Cameroun: 18 ans déjà qu’Eboa Lotin, monument de la musique africaine est tombé

C’est 6 octobre 1997 que l’artiste musicien tirait sa révérence ville de Douala à l’hôpital Laquintinie, alors qu’il préparait la sortie de son prochain opus, Album religieux.
Né à Bonamouti, AkwaDoualad’une mère ménagère et d’un père pasteur , le révérend Adolphe Lotin Same, Immanuel Eboa Lotina fait danser et continue de faire danser les mélomanes camerounais. Sa passion pour la musique et le chant, il les tire de son géniteur, auteur de plus de 400 cantiques.
C’est donc très jeune qu’il est amené à faire face aux situations de la vie. L’histoire raconte que ses parents sont décédés alors qu’il n’avait que 3ans. Cinq ans plus tard il s’investit dans la musique comme pour noyer son chagrin et se faire une nouvelle famille. Cependant, il faudra attendre que le jeune Eboa ait 20 ans pour écouter sa première musique. Mulema mam (mon cœur) fait un carton mais ne lui rapporte pas assez d’argent pour l’estimer aisé.
L’artiste ne cède pas au découragement. De toute façon, il n’aurait pas pu, le don de la musique, il l’a dans le sang. Boulimique du travail, il compose ensuite cinq autres chansons , dont le fameux Mbemb’a mot’a sawa, titre grâce auquel il remporte le 1er prix du Concours Vick’s Vedette (avec Duke Ellington, président du jury et Myriam Makeba membre du jury). Grace à cette distinction, il découvre la capitale de l’amour Paris.

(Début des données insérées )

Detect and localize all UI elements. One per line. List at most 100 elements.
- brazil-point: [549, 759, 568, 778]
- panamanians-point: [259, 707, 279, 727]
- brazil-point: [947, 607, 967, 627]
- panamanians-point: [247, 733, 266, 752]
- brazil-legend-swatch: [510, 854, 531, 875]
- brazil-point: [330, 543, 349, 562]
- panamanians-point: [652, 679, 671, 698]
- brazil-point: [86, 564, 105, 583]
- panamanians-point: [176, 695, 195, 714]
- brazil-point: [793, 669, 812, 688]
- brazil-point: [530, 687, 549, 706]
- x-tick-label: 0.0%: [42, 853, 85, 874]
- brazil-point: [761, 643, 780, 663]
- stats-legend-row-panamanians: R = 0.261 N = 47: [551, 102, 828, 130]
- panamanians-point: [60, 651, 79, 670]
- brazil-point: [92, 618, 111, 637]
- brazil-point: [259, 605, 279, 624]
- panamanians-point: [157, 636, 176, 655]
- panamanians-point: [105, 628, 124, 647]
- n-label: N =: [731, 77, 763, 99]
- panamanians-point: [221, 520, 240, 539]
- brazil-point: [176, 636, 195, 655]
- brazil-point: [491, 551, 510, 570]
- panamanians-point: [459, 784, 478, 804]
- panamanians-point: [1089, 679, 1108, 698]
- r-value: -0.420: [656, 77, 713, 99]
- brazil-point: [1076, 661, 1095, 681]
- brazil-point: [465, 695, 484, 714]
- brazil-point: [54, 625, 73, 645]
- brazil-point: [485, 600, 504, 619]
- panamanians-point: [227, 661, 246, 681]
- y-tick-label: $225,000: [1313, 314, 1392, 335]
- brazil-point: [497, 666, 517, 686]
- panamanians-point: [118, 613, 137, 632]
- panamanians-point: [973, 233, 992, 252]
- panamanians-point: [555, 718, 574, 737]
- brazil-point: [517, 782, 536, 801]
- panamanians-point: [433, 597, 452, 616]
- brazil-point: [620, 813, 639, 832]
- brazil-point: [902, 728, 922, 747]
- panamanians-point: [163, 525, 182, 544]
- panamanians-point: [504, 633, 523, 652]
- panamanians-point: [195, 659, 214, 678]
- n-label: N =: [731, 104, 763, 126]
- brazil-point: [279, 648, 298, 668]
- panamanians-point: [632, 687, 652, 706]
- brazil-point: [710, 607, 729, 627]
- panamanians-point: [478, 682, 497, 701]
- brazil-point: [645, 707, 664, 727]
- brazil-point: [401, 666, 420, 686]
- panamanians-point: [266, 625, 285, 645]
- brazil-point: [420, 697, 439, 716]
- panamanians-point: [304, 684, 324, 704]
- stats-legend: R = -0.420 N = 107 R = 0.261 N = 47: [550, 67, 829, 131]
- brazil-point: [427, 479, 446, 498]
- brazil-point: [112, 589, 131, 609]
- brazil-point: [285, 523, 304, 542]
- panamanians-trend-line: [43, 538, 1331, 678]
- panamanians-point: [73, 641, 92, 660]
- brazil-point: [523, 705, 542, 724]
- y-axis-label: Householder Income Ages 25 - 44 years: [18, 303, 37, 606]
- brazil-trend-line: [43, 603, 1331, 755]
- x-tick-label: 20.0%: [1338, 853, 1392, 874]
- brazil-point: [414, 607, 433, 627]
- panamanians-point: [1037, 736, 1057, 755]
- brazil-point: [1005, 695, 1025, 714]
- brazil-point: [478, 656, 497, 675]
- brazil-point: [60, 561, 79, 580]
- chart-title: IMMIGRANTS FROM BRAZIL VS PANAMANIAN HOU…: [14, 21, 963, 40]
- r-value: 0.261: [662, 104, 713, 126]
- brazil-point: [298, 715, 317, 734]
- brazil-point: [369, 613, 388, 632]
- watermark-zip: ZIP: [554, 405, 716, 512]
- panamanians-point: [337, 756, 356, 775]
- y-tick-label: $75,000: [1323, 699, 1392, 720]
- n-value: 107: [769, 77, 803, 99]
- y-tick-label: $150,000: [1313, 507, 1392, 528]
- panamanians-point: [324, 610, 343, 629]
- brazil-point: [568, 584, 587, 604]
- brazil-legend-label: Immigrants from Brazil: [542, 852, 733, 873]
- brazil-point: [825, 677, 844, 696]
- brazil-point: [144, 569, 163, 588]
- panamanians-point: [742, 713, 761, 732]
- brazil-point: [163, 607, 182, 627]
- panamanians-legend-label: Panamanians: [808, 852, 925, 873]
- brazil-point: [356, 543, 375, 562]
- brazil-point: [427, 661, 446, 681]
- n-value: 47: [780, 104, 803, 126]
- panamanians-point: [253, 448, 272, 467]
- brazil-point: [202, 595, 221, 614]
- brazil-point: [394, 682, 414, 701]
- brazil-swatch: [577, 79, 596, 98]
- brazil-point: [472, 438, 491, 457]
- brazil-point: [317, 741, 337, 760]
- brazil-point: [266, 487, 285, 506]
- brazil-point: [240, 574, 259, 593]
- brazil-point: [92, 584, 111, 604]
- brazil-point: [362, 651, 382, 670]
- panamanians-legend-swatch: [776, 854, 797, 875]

Dès ce moment, le succès ne le quitte plus. Il part de festivals en spectacles et multiplie les chansons sur le marché discographique. Entre autres de ses déplacements sur le continent africain, on peut citer : le séjour en Centrafrique suite à l’invitation de l’empereur L’empereur Bokassa 1er, le voyage au Gabon lors du 10e anniversaire de la rénovation, il avait été convié par Omar Bongo. Il faut rajouter à ceci la visite au Zaïre. Il avait été l’hôte du président d’alors, Mobutu Sese Seko.
« Il prêchait les bonnes mœurs et s’attaquait à des sujets de tous ordres. Parolier hors hiérarchie, il savait souvent provoquer, décrivant parfois “le nœud de la cravate comme une botte de chou”, ou encore l’un de ses personnages comme une pulpeuse aux “seins pointus comme des sagaies, avec des cuisses comme du saucisson à l’ail” », rapporte à son sujet le site web peuplesawa.com.
Sa dernière œuvre sortira quelque temps plus tard, à titre posthume, intitulé “ Forever ”, qui veut dire “ A jamais ”. Dans cette œuvre qui conclut une carrière de maestro, on retrouve sept chansons dont Ave Maria Cameroun.